It’s bonus time. News on this front is varied. Deutschebank’s CEO recently suffered a blow as the deferred equity award from his 2014 bonus vested at just a quarter of its 2014 value. More concerning is the report from Options Group which predicts a 4.1% fall in bankers’ bonuses in London because of Brexit.
These two recent events highlight how difficult it might be to accurately predict what a person’s future income is.
When will spousal maintenance be paid?
In the event of a divorce, a court can order that one party pays ongoing monthly payments to the other from their income, commonly known as spousal maintenance.
Whether spousal maintenance should be paid, at what rate and for how long, is assessed on the specific facts of each case, according to the parties’ respective needs, resources and future earning capacity.
The discretionary element of bonuses and the changing economic climate means that fixing a sum of maintenance against a bonus structure may leave one or other party in a divorce in an unpredicted financial position with unintended consequences. Recent cases provide guidance on how this should be dealt with.
What is it and what is its value?
With the backlash against huge bonus payments following the recession, there are increasingly complex remuneration packages out there with multifarious ‘top ups’ to the basic salary. These can take various forms and may involve deferred and /or immediate benefits.

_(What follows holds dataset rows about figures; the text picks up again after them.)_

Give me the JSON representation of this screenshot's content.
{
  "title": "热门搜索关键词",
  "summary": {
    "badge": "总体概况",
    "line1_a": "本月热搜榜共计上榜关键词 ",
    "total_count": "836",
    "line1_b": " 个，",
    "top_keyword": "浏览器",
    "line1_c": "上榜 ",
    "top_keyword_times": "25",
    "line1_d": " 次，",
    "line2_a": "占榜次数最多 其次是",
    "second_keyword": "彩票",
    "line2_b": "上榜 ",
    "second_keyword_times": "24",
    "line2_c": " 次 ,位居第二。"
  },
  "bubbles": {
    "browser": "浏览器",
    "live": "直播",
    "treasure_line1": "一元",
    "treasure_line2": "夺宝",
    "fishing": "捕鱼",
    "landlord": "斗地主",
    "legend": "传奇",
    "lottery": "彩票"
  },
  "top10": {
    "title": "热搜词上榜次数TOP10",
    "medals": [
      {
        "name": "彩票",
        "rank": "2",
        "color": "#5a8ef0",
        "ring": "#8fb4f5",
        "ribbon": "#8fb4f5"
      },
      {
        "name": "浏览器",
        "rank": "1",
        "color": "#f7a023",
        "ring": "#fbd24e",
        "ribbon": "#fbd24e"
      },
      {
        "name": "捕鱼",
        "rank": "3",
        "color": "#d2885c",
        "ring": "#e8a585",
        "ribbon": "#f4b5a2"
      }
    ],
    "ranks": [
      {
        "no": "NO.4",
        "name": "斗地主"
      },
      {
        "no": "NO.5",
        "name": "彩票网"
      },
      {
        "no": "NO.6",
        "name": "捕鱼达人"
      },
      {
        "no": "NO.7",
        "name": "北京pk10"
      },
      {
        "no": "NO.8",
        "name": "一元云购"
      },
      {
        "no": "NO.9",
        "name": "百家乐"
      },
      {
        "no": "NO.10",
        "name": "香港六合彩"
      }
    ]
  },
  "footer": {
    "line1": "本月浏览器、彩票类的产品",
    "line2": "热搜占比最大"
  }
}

Firstly, establish what these are. It is important to identify each element of the parties’ incomes and, where necessary, use appropriate expert financial expertise to get a clear assessment of their value.
Where performance related benefits are discretionary there can be no certain value assigned. It is not unusual to see a dip in performance-related income during the divorce proceedings themselves, and whether or not the performance will pick up again post-divorce may be a point of dispute between the parties.
Is it a matrimonial asset?
Where an element of the bonus is paid as a deferred benefit it might originate from a period when the parties were married and naturally expecting to reap the rewards together.
Performance-based bonuses paid after separation can be identified more clearly as a post-separation asset and are therefore often outside the matrimonial asset pool.
Bonus payments can also be subject to claims for compensation in cases where the less wealthy party has foregone their own lucrative career in order to facilitate family life.
Should it be shared/how should it be shared?
Whether received as one larger lump sum or in smaller payments more frequently throughout the year, future bonuses will be treated as income and any claim against a bonus will be assessed as a maintenance claim.
Bonuses can be substantial and in many cases have defined the standard of living during the marriage. In a maintenance claim, the receiving spouse’s maintenance is established by identifying his or her needs, and assessed against the standard of living during the marriage, but only as a guideline.
The courts will favour certainty in the arrangements, and will look at determining the maintenance claim to a specific period of time, after which it cannot be extended.
The aim is to enable each party to establish financial independence of the other. There may be circumstances where this is not possible or appropriate and each case will be looked at on its specific facts.
The basic salary of the person paying maintenance is important because it is a fixed rate against which to measure liability for maintenance.
In a recent speech to the Law Society, outgoing Family President James Munby reaffirmed that the approach to be taken is that, where spousal maintenance is appropriate then, ‘needs of strict necessity’ should be met from the base salary and additional, discretionary, items should be met from the bonus on the basis of a ‘capped percentage.’
The percentage share means that neither party is unduly prejudiced by fluctuations in the amount of bonus paid. The cap provides an upper limit over which the bonus will not be shared.
This means that the receiving party whose basic needs are confidently met will also benefit from an unexpectedly high bonus but only to a fixed limit of what is assessed to be fair.